Some changes are convenient or cosmetic. The graphics are polished, and the world map view now presents slightly more information than before, but these are tweaks rather than transformations. There are many simple additions that speed gameplay. For example, a single-player turn can now be ended with a single button press rather than going to a hosting dialog box, and the message screen now links to more information screens, such as for research results. Tweaks to the AI improve the single-player game (the AI now builds fortresses), but don't constitute a dramatic change.
For all the improvements, there are still many aspects of Dominions that should have been improved, and weren't. The most glaring issue is that the graphics on the combat screen still look antiquated. There's nothing wrong with that per se. The problem is that (no matter what graphical settings you've chosen) the game takes up far more system resources than it should to render a simplistic battle screen. Like in Dominions II, the battle screen could just as easily (if not as satisfyingly) been rendered as icons or tabletop paper chits. So, the problem with the amount of processing power required is that it disadvantages people with older computers who could otherwise enjoy this game, without rewarding people who own powerful systems.

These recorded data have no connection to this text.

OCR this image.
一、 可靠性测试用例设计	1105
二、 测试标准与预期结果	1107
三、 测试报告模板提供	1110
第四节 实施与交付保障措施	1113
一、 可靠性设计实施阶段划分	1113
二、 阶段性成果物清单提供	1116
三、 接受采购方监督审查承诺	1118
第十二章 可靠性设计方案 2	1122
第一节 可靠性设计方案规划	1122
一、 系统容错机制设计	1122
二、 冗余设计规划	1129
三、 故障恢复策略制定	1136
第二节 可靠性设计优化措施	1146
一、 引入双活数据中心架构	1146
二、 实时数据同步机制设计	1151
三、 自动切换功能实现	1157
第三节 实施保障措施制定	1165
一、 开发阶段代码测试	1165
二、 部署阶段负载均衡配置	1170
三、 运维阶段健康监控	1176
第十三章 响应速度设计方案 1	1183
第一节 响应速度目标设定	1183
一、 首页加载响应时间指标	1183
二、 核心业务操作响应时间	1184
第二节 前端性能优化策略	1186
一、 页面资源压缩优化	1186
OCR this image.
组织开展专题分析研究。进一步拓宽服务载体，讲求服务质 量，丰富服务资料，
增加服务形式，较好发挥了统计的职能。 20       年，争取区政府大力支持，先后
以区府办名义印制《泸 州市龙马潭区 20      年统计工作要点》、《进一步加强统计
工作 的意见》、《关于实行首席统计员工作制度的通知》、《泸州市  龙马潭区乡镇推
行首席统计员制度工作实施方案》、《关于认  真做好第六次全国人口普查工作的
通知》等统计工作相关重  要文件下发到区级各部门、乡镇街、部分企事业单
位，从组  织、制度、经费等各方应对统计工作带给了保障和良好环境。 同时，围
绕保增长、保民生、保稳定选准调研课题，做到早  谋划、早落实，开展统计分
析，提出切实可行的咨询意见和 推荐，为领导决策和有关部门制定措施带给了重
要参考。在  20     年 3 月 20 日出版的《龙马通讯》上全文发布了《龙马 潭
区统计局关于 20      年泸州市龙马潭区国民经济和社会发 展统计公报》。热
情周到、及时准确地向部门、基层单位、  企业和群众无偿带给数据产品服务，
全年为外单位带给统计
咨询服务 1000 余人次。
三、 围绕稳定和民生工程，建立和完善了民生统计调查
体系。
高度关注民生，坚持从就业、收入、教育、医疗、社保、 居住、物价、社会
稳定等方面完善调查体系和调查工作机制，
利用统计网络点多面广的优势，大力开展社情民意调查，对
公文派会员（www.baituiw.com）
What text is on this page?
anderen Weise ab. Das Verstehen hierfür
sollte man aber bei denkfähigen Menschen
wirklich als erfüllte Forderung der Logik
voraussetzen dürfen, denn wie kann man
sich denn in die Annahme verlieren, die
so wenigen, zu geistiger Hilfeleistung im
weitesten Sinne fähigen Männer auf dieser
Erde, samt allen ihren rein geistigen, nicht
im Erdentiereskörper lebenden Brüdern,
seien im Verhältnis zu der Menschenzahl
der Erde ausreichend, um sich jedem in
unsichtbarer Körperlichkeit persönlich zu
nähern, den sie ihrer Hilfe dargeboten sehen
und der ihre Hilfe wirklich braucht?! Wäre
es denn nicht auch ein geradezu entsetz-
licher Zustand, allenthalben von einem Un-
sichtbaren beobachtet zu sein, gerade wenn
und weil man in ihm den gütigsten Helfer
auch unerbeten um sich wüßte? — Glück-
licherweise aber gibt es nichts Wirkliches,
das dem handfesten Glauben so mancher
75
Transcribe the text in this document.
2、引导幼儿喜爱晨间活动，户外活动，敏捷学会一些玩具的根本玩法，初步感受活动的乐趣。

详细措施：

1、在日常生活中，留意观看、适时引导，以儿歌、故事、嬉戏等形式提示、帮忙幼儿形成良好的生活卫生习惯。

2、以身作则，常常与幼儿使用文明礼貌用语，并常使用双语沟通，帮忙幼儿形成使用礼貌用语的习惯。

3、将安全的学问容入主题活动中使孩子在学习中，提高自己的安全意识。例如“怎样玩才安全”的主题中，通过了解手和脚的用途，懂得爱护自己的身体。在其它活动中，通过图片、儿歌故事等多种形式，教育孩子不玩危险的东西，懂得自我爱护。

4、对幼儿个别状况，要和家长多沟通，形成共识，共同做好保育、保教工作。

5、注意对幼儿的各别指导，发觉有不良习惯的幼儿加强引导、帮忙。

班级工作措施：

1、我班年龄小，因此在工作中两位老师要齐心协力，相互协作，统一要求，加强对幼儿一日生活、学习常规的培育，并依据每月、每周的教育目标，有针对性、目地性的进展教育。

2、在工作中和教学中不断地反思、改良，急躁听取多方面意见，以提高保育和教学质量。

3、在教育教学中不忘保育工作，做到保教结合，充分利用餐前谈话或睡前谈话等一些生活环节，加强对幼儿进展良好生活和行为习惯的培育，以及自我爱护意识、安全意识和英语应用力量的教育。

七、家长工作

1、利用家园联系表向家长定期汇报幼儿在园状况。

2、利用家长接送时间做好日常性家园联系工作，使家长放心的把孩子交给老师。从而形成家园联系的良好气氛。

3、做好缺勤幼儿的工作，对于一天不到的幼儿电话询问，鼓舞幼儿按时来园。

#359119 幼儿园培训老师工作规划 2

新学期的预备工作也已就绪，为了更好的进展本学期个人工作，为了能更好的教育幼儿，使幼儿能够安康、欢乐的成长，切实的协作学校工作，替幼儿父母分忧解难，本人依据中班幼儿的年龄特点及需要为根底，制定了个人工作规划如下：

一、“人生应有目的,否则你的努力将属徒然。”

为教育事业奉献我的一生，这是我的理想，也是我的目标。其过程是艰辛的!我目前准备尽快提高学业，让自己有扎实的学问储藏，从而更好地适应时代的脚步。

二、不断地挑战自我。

Multiplayer is another issue. Most folks seem to play the game over e-mail, and Dominions 3 works as well as ever for that purpose. But it has problems when run on a server. Running the game on a LAN should be simple, but running two instances of Dominions 3 on a single computer (for both a server and a player) is enough to slow down (and even grind to a halt) a powerful machine. And while the new soundtrack is excellent, there's no way to adjust the relative balance of sound effects and music. So if you want to listen to the pleasant soundtrack, the sound of a psionic attack still risks blowing out your speakers.
If it seems like there are a lot of criticisms in this review, it's because Dominions 3 is such an expansive game with limitless potential. Dominions 3 is, at once, a testament to how much a small development crew can accomplish, and simultaneously evidence of how much it helps to have a large team and plenty of quality assurance resources. Dominions 3 is a spectacular game that still has plenty of room to improve. If you're planning multiplayer gaming sessions, this is a must-have.